The Act of 11 December 2016, which transposes the Enforcement Directive (2014/67/EU) into Belgian law was published in the Belgian State Gazette this past Tuesday. This act introduces some novelties with regard to the posting of workers.

As announced in our 5 June 2014 newsflash , the Posted Workers Directive (96/71/EC), which lays out the “hard core” of the terms and conditions of employment in case of secondment within the European Union or Switzerland, was strengthened by the Enforcement Directive (2014/67/EU).

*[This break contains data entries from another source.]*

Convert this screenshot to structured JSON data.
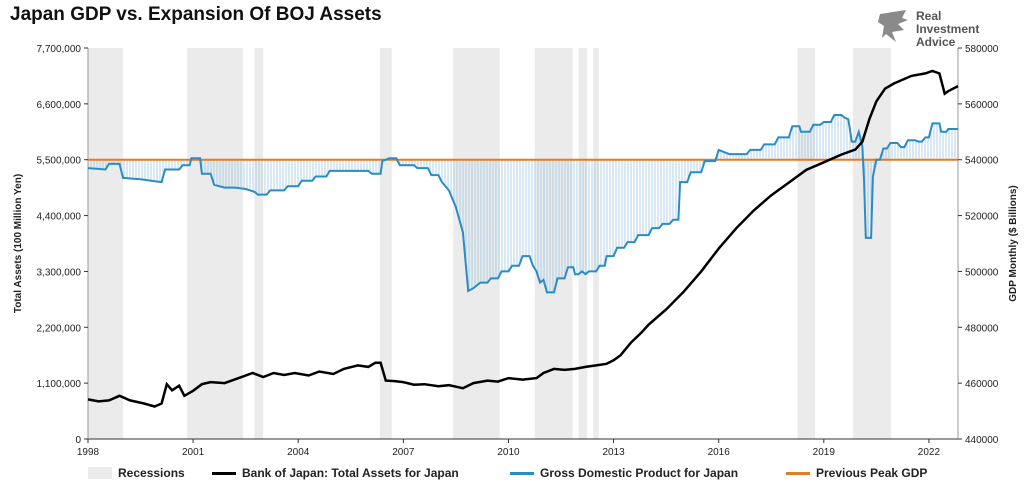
{
  "chart_data": {
    "type": "line",
    "title": "Japan GDP vs. Expansion Of BOJ Assets",
    "brand": {
      "line1": "Real",
      "line2": "Investment",
      "line3": "Advice"
    },
    "x_range": [
      1998.0,
      2022.83
    ],
    "x_ticks": [
      "1998",
      "2001",
      "2004",
      "2007",
      "2010",
      "2013",
      "2016",
      "2019",
      "2022"
    ],
    "left_axis": {
      "label": "Total Assets (100 Million Yen)",
      "range": [
        0,
        7700000
      ],
      "ticks": [
        "0",
        "1,100,000",
        "2,200,000",
        "3,300,000",
        "4,400,000",
        "5,500,000",
        "6,600,000",
        "7,700,000"
      ]
    },
    "right_axis": {
      "label": "GDP Monthly ($ Billions)",
      "range": [
        440000,
        580000
      ],
      "ticks": [
        "440000",
        "460000",
        "480000",
        "500000",
        "520000",
        "540000",
        "560000",
        "580000"
      ]
    },
    "colors": {
      "boj": "#000000",
      "gdp": "#2b8cc4",
      "peak": "#e07b28",
      "recession": "#ebebeb",
      "fill": "#9ec8e2"
    },
    "recessions": [
      [
        1998.0,
        1999.0
      ],
      [
        2000.83,
        2002.42
      ],
      [
        2002.75,
        2003.0
      ],
      [
        2006.33,
        2006.67
      ],
      [
        2008.42,
        2009.75
      ],
      [
        2010.75,
        2011.83
      ],
      [
        2012.0,
        2012.25
      ],
      [
        2012.42,
        2012.58
      ],
      [
        2018.25,
        2018.75
      ],
      [
        2019.83,
        2020.92
      ]
    ],
    "series": [
      {
        "name": "Bank of Japan: Total Assets for Japan",
        "axis": "left",
        "points": [
          [
            1998.0,
            780000
          ],
          [
            1998.3,
            740000
          ],
          [
            1998.6,
            760000
          ],
          [
            1998.9,
            850000
          ],
          [
            1999.2,
            760000
          ],
          [
            1999.6,
            700000
          ],
          [
            1999.9,
            640000
          ],
          [
            2000.1,
            700000
          ],
          [
            2000.25,
            1080000
          ],
          [
            2000.4,
            960000
          ],
          [
            2000.6,
            1050000
          ],
          [
            2000.75,
            850000
          ],
          [
            2001.0,
            950000
          ],
          [
            2001.25,
            1080000
          ],
          [
            2001.5,
            1120000
          ],
          [
            2001.9,
            1100000
          ],
          [
            2002.3,
            1200000
          ],
          [
            2002.7,
            1300000
          ],
          [
            2003.0,
            1220000
          ],
          [
            2003.3,
            1300000
          ],
          [
            2003.6,
            1260000
          ],
          [
            2003.9,
            1300000
          ],
          [
            2004.3,
            1250000
          ],
          [
            2004.6,
            1330000
          ],
          [
            2005.0,
            1280000
          ],
          [
            2005.3,
            1380000
          ],
          [
            2005.7,
            1450000
          ],
          [
            2006.0,
            1420000
          ],
          [
            2006.2,
            1500000
          ],
          [
            2006.35,
            1500000
          ],
          [
            2006.5,
            1150000
          ],
          [
            2006.75,
            1140000
          ],
          [
            2007.0,
            1120000
          ],
          [
            2007.3,
            1070000
          ],
          [
            2007.6,
            1080000
          ],
          [
            2008.0,
            1040000
          ],
          [
            2008.3,
            1060000
          ],
          [
            2008.7,
            1000000
          ],
          [
            2009.0,
            1100000
          ],
          [
            2009.4,
            1150000
          ],
          [
            2009.7,
            1130000
          ],
          [
            2010.0,
            1200000
          ],
          [
            2010.4,
            1170000
          ],
          [
            2010.8,
            1200000
          ],
          [
            2011.0,
            1300000
          ],
          [
            2011.3,
            1380000
          ],
          [
            2011.6,
            1360000
          ],
          [
            2011.9,
            1380000
          ],
          [
            2012.2,
            1420000
          ],
          [
            2012.5,
            1450000
          ],
          [
            2012.8,
            1480000
          ],
          [
            2013.0,
            1550000
          ],
          [
            2013.2,
            1650000
          ],
          [
            2013.5,
            1900000
          ],
          [
            2013.8,
            2100000
          ],
          [
            2014.0,
            2250000
          ],
          [
            2014.5,
            2550000
          ],
          [
            2015.0,
            2900000
          ],
          [
            2015.5,
            3300000
          ],
          [
            2016.0,
            3750000
          ],
          [
            2016.5,
            4150000
          ],
          [
            2017.0,
            4500000
          ],
          [
            2017.5,
            4800000
          ],
          [
            2018.0,
            5050000
          ],
          [
            2018.5,
            5300000
          ],
          [
            2019.0,
            5450000
          ],
          [
            2019.5,
            5600000
          ],
          [
            2019.9,
            5700000
          ],
          [
            2020.1,
            5850000
          ],
          [
            2020.3,
            6300000
          ],
          [
            2020.5,
            6650000
          ],
          [
            2020.75,
            6900000
          ],
          [
            2021.0,
            7000000
          ],
          [
            2021.5,
            7150000
          ],
          [
            2021.9,
            7200000
          ],
          [
            2022.1,
            7250000
          ],
          [
            2022.3,
            7200000
          ],
          [
            2022.45,
            6800000
          ],
          [
            2022.55,
            6850000
          ],
          [
            2022.83,
            6950000
          ]
        ]
      },
      {
        "name": "Gross Domestic Product for Japan",
        "axis": "right",
        "points": [
          [
            1998.0,
            537000
          ],
          [
            1998.5,
            536500
          ],
          [
            1998.6,
            538500
          ],
          [
            1998.9,
            538500
          ],
          [
            1999.0,
            533500
          ],
          [
            1999.5,
            533000
          ],
          [
            1999.8,
            532500
          ],
          [
            2000.1,
            532000
          ],
          [
            2000.2,
            536500
          ],
          [
            2000.6,
            536500
          ],
          [
            2000.7,
            538000
          ],
          [
            2000.9,
            538000
          ],
          [
            2000.95,
            540500
          ],
          [
            2001.2,
            540500
          ],
          [
            2001.25,
            535000
          ],
          [
            2001.5,
            535000
          ],
          [
            2001.6,
            531000
          ],
          [
            2001.9,
            530000
          ],
          [
            2002.2,
            530000
          ],
          [
            2002.5,
            529500
          ],
          [
            2002.75,
            528500
          ],
          [
            2002.85,
            527500
          ],
          [
            2003.1,
            527500
          ],
          [
            2003.2,
            529000
          ],
          [
            2003.6,
            529000
          ],
          [
            2003.7,
            530500
          ],
          [
            2004.0,
            530500
          ],
          [
            2004.1,
            532500
          ],
          [
            2004.4,
            532500
          ],
          [
            2004.5,
            534000
          ],
          [
            2004.8,
            534000
          ],
          [
            2004.9,
            536000
          ],
          [
            2006.0,
            536000
          ],
          [
            2006.1,
            535000
          ],
          [
            2006.35,
            535000
          ],
          [
            2006.4,
            539500
          ],
          [
            2006.6,
            540500
          ],
          [
            2006.8,
            540500
          ],
          [
            2006.9,
            538000
          ],
          [
            2007.3,
            538000
          ],
          [
            2007.4,
            537000
          ],
          [
            2007.7,
            537000
          ],
          [
            2007.8,
            534500
          ],
          [
            2008.0,
            534500
          ],
          [
            2008.1,
            532000
          ],
          [
            2008.3,
            529000
          ],
          [
            2008.5,
            523000
          ],
          [
            2008.7,
            514000
          ],
          [
            2008.85,
            493000
          ],
          [
            2009.0,
            494000
          ],
          [
            2009.2,
            496000
          ],
          [
            2009.4,
            496000
          ],
          [
            2009.5,
            497500
          ],
          [
            2009.7,
            497500
          ],
          [
            2009.8,
            500000
          ],
          [
            2010.0,
            500000
          ],
          [
            2010.1,
            502000
          ],
          [
            2010.3,
            502000
          ],
          [
            2010.4,
            505500
          ],
          [
            2010.6,
            505500
          ],
          [
            2010.7,
            502000
          ],
          [
            2010.8,
            500000
          ],
          [
            2010.9,
            496000
          ],
          [
            2011.0,
            497000
          ],
          [
            2011.1,
            492500
          ],
          [
            2011.3,
            492500
          ],
          [
            2011.4,
            497500
          ],
          [
            2011.6,
            497500
          ],
          [
            2011.7,
            501500
          ],
          [
            2011.85,
            501500
          ],
          [
            2011.9,
            499000
          ],
          [
            2012.0,
            499000
          ],
          [
            2012.1,
            500000
          ],
          [
            2012.2,
            499000
          ],
          [
            2012.3,
            500000
          ],
          [
            2012.5,
            500000
          ],
          [
            2012.6,
            502000
          ],
          [
            2012.75,
            502000
          ],
          [
            2012.8,
            505500
          ],
          [
            2013.0,
            505500
          ],
          [
            2013.1,
            508500
          ],
          [
            2013.3,
            508500
          ],
          [
            2013.4,
            510500
          ],
          [
            2013.6,
            510500
          ],
          [
            2013.7,
            513000
          ],
          [
            2014.0,
            513000
          ],
          [
            2014.1,
            515500
          ],
          [
            2014.3,
            515500
          ],
          [
            2014.4,
            517000
          ],
          [
            2014.6,
            517000
          ],
          [
            2014.7,
            518500
          ],
          [
            2014.85,
            518500
          ],
          [
            2014.9,
            532000
          ],
          [
            2015.1,
            532000
          ],
          [
            2015.2,
            535500
          ],
          [
            2015.5,
            535500
          ],
          [
            2015.6,
            539500
          ],
          [
            2015.9,
            539500
          ],
          [
            2016.0,
            543500
          ],
          [
            2016.3,
            542000
          ],
          [
            2016.8,
            542000
          ],
          [
            2016.9,
            543500
          ],
          [
            2017.2,
            543500
          ],
          [
            2017.3,
            545500
          ],
          [
            2017.6,
            545500
          ],
          [
            2017.7,
            548000
          ],
          [
            2018.0,
            548000
          ],
          [
            2018.1,
            552000
          ],
          [
            2018.3,
            552000
          ],
          [
            2018.35,
            550000
          ],
          [
            2018.6,
            550000
          ],
          [
            2018.7,
            552500
          ],
          [
            2018.9,
            552500
          ],
          [
            2019.0,
            553500
          ],
          [
            2019.2,
            553500
          ],
          [
            2019.3,
            556000
          ],
          [
            2019.5,
            556000
          ],
          [
            2019.6,
            555000
          ],
          [
            2019.7,
            554500
          ],
          [
            2019.8,
            546500
          ],
          [
            2019.9,
            546500
          ],
          [
            2020.0,
            550000
          ],
          [
            2020.1,
            545000
          ],
          [
            2020.15,
            532000
          ],
          [
            2020.2,
            512000
          ],
          [
            2020.35,
            512000
          ],
          [
            2020.4,
            534000
          ],
          [
            2020.5,
            540000
          ],
          [
            2020.6,
            540000
          ],
          [
            2020.7,
            544000
          ],
          [
            2020.8,
            544000
          ],
          [
            2020.9,
            546000
          ],
          [
            2021.1,
            546000
          ],
          [
            2021.2,
            544500
          ],
          [
            2021.3,
            544500
          ],
          [
            2021.4,
            547000
          ],
          [
            2021.6,
            547000
          ],
          [
            2021.7,
            546500
          ],
          [
            2021.8,
            546500
          ],
          [
            2021.9,
            548000
          ],
          [
            2022.0,
            548000
          ],
          [
            2022.1,
            553000
          ],
          [
            2022.3,
            553000
          ],
          [
            2022.35,
            550000
          ],
          [
            2022.5,
            550000
          ],
          [
            2022.55,
            551000
          ],
          [
            2022.83,
            551000
          ]
        ]
      },
      {
        "name": "Previous Peak GDP",
        "axis": "right",
        "value": 540000
      }
    ],
    "legend": [
      {
        "key": "recession",
        "label": "Recessions"
      },
      {
        "key": "boj",
        "label": "Bank of Japan: Total Assets for Japan"
      },
      {
        "key": "gdp",
        "label": "Gross Domestic Product for Japan"
      },
      {
        "key": "peak",
        "label": "Previous Peak GDP"
      }
    ]
  }
}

The Act of 11 December 2016 provides that employees who are posted from Belgium to another Member State or Switzerland and who start proceedings against their employer for the non-respect of the Posted Workers Directive (96/71/EC) and/or the Enforcement Directive (2014/67/EU) may not be subjected to any unfavourable treatment.

The Act also introduces a list of criteria to identify a genuine posting. In particular, by means of two non-exhaustive lists with factual elements one can assess if, on the one hand the worker temporarily carries out his or her work in Belgium and, on the other hand, if the foreign posting employer genuinely performs substantial activities in the Member State of establishment. These lists of elements can be added to by Royal Decree. Moreover, foreign employers who post workers to Belgium must designate a contact person (natural person) who will liaise on their behalf with the Belgian social inspectorate. The name of this contact person must be communicated to the social inspectorate through a procedure yet to be determined by Royal Decree.

In addition, the social inspectorate can request the posting employer to make available several documents with regard to the posted worker. These include:

(i) a copy of the employment contract of the posted worker (or equivalent document),
(ii) information about the payment of wages and benefits of the posted workers and the conditions of repatriation,
(iii) time-sheets and
(iv) proof of payment of wages.

The employer should keep these documents at the disposal of the social inspectorate for one year and provide, at the request of the authorities, a translation of these documents into one of Belgium’s official languages or into English.

Furthermore, a new complex system of joint liability is introduced for remuneration debts in the construction industry. This concerns a liability system for the direct contractor. This system will exist next to the existing system of joint liability for remuneration debts in high‑risk sectors and the system of joint liability in case of employment of illegal non-EU citizens.

Finally, the Act provides for a European system to facilitate the recovery of administrative penalties and/or fines for the non-respect of the posting rules in other EU Member States (and vice versa). 


> Action point:

The rules concerning the enforcement of remuneration and employment conditions for postings to Belgium have been strengthened. Keep this new legislation in mind.